ANYWAY. ‘Procrastination’, as the man says, ‘is the thief of time’. I was telling you how time tends to speed up as I get more 'mature'. I have a theory for this.

I think it is caused by millions of joggers and marathon runners trotting willy-nilly all over the place. OK, so scoff if you like, but listen. The earth is spinning, right? Has done since the dawn of time, right? So, suppose the majority of these crazy joggers and trotters – and for that matter our terpsichorean teenagers who, it would seem, spend hour after hour slow motion running on the spot (dancing!) – are doing it in the opposite direction to the earth’s rotation. In the case of joggers and trotters this directional thing does bear out when you think about it. Why? Because if they ran with the direction of rotation (anti-clockwise) they would be running with the sun’s rays in their eyes in the morning (when, presumably most activities of such a nature take place) thus obliging them to cope with the inconvenience of wearing sunglasses. Now, every time these globetrotting freaks put a foot down and thrust themselves forward they are pushing backwards with the earth’s rotation!

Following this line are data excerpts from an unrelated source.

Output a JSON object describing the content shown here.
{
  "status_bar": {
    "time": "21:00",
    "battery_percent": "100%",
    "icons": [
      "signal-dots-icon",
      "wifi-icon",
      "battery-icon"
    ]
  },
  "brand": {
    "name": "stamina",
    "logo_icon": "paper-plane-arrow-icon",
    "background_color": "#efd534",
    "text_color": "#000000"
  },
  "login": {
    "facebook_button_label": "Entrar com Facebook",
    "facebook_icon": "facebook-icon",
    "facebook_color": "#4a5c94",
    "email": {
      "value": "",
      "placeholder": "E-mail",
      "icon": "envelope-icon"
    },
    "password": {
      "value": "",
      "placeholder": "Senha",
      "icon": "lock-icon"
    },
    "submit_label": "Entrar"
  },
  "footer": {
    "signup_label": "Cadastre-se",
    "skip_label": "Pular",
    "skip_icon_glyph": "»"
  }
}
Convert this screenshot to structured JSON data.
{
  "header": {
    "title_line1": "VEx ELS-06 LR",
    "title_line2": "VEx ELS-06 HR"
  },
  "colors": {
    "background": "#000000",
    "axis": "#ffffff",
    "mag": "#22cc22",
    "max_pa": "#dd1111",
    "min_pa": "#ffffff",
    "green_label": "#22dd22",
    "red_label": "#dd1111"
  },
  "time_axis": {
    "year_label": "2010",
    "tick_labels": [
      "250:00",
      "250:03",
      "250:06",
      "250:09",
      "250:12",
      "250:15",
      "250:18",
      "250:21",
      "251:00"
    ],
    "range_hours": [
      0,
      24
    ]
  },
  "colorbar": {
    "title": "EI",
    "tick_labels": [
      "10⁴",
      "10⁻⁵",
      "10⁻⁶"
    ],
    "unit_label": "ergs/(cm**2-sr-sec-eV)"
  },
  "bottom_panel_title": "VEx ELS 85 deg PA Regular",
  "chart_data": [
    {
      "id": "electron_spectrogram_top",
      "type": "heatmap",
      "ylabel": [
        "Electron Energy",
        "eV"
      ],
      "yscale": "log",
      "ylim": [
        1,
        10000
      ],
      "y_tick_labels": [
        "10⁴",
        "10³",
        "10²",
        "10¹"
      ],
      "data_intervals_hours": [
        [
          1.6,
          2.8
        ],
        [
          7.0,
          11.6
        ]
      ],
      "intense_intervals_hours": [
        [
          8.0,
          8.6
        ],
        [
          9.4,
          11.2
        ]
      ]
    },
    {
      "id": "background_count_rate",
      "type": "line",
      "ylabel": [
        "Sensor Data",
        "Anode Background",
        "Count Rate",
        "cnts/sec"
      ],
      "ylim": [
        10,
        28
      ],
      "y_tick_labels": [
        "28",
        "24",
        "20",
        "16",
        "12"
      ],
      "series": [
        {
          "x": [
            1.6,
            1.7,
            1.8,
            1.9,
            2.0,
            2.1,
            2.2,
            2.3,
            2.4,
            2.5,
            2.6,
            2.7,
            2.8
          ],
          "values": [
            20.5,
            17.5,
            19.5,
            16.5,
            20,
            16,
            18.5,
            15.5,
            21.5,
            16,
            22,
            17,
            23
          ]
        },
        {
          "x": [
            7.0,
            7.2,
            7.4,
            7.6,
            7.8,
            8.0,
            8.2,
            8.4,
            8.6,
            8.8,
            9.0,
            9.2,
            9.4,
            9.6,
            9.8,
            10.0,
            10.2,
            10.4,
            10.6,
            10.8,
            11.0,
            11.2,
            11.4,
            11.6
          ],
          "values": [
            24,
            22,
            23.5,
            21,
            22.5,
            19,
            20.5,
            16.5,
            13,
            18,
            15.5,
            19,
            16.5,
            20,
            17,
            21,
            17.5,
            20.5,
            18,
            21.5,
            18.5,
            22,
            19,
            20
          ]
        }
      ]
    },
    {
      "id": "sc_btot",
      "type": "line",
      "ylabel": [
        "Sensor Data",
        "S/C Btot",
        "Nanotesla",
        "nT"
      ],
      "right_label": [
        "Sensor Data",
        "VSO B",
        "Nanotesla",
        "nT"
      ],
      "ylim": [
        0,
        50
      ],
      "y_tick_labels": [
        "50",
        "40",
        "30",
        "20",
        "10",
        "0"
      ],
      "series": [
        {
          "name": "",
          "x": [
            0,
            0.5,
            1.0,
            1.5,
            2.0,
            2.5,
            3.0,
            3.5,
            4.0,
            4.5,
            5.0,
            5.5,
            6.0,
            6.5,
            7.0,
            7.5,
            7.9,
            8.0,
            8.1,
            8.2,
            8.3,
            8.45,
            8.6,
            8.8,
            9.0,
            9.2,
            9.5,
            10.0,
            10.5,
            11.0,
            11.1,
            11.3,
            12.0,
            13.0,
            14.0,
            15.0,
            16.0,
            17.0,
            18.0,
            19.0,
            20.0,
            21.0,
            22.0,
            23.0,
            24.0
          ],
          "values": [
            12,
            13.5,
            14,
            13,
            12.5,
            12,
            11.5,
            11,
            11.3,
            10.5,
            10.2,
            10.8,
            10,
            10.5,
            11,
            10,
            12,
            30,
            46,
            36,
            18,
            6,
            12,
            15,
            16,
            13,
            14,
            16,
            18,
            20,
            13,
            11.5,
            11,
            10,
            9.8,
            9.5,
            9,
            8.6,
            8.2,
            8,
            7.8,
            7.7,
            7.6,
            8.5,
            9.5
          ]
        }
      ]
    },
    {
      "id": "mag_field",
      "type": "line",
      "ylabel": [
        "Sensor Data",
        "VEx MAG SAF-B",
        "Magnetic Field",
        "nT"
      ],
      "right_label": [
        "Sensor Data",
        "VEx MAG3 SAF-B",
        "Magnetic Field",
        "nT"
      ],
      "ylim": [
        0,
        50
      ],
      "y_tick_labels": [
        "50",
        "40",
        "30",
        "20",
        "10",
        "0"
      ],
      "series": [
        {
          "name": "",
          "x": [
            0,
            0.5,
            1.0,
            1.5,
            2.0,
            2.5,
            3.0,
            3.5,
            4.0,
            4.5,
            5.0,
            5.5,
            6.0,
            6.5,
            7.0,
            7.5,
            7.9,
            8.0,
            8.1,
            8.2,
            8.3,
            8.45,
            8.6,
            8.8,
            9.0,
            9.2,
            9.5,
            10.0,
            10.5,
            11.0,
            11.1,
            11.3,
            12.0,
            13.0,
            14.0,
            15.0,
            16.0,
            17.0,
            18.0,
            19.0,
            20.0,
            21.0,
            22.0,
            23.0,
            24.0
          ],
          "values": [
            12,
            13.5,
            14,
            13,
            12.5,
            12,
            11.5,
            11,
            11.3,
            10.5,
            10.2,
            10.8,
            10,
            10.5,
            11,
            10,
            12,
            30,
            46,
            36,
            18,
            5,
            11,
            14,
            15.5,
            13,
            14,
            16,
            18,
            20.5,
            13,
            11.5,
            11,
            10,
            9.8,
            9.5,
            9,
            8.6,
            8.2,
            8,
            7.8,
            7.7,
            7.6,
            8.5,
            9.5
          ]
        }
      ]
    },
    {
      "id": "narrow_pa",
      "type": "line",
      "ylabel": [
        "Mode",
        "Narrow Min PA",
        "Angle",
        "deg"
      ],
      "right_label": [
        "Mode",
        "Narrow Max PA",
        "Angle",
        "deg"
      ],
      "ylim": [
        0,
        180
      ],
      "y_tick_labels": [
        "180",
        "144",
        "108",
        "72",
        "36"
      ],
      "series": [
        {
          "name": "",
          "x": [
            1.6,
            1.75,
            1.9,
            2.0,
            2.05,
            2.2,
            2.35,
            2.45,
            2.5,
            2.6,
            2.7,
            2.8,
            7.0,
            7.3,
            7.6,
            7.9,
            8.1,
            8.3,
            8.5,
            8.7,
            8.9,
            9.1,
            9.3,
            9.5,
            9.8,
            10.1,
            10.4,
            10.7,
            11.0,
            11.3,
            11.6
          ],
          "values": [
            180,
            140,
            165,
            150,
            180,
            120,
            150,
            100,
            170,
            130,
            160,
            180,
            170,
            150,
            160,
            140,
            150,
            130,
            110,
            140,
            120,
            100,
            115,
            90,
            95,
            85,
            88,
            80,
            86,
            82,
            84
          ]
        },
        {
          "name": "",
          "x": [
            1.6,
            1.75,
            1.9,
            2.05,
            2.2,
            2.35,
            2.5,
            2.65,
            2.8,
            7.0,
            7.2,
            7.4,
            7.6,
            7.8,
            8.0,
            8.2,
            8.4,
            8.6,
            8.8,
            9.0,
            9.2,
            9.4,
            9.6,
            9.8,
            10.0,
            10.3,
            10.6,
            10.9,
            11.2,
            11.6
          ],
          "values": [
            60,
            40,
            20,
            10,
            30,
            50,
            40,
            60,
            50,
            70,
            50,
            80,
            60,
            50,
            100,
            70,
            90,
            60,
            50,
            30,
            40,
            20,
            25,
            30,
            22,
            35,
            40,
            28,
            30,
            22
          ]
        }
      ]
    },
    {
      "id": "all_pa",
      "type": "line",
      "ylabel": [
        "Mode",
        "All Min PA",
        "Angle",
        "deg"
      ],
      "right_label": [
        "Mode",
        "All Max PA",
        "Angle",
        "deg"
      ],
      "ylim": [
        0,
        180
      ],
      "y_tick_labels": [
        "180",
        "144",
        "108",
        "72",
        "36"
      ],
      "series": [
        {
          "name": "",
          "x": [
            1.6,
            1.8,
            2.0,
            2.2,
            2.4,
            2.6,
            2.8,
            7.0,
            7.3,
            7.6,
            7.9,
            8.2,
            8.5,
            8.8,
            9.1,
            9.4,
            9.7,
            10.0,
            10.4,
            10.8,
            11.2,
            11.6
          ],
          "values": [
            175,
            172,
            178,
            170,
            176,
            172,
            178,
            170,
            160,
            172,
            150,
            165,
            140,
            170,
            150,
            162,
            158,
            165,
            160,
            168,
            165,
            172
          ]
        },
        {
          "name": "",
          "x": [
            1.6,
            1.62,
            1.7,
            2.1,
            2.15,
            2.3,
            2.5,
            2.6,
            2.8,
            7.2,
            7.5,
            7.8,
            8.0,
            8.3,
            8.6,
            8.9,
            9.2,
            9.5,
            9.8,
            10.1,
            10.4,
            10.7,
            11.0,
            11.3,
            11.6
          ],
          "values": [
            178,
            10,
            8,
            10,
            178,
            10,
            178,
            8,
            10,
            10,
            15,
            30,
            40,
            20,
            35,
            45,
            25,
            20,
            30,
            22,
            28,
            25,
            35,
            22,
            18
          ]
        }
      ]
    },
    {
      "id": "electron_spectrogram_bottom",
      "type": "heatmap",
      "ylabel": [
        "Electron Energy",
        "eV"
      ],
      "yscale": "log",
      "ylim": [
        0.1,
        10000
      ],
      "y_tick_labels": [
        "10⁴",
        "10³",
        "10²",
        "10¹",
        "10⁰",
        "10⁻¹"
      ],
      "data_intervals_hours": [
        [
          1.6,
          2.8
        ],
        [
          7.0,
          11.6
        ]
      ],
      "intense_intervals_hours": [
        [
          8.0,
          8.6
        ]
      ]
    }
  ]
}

Say there are about 10 million of them at any one time and each weighs on average about 168 pounds (joggers are for the most part, corpulent, otherwise they wouldn’t be jogging) that would amount to 2,956,800,000,000 pounds of thrust per mile! They’re bound to speed the bloody thing up and muck up our internal clocks!

You think I’m barmy don’t you? Well let me tell you this: I’ve felt time speeding up for, oh, the last twenty years or so. And how long has jogging and marathon running and crazy dancing been popular? I rest my case.

And another thing. This mucking about with the basic fabric of time is causing all this weather we’ve been having. Stands to reason doesn’t it. For trillions of years the old globe has been rolling along, everything nicely in place…then these environmentally irresponsible hooligans come along and speed it up. Is it any wonder that the atmosphere gets all confused and rips holes in itself – and we end up with a severe dose of meteorological mayhem? Monsoons in Morocco, snow in Sierra Leone, hurricanes in Hastings. Where will it all end? Still, there is one thing, I suppose we can all be grateful for – we don’t get any of those really big twisters over here; those tornado’s that they get in other countries. I have a theory for this. They get these things in America, right? And which side of the road do they drive on in America? The wrong side, right! And what is a tornado? It is an anti-cyclone. Air circulating in an anti-clockwise direction and exacerbated by millions of motor vehicles passing each other on the left! Proof? Ok when did you last see a mega tornado hoovering up in downtown Manchester or Milton Keynes? There you are then. And I’ll tell you another thing. It is probably only this green and pleasant land, this sceptred isle (and a few far-flung colonies) that is keeping the dark realms of climactic chaos at bay by driving on the ‘right’ side of the road. Who said we weren’t great anymore!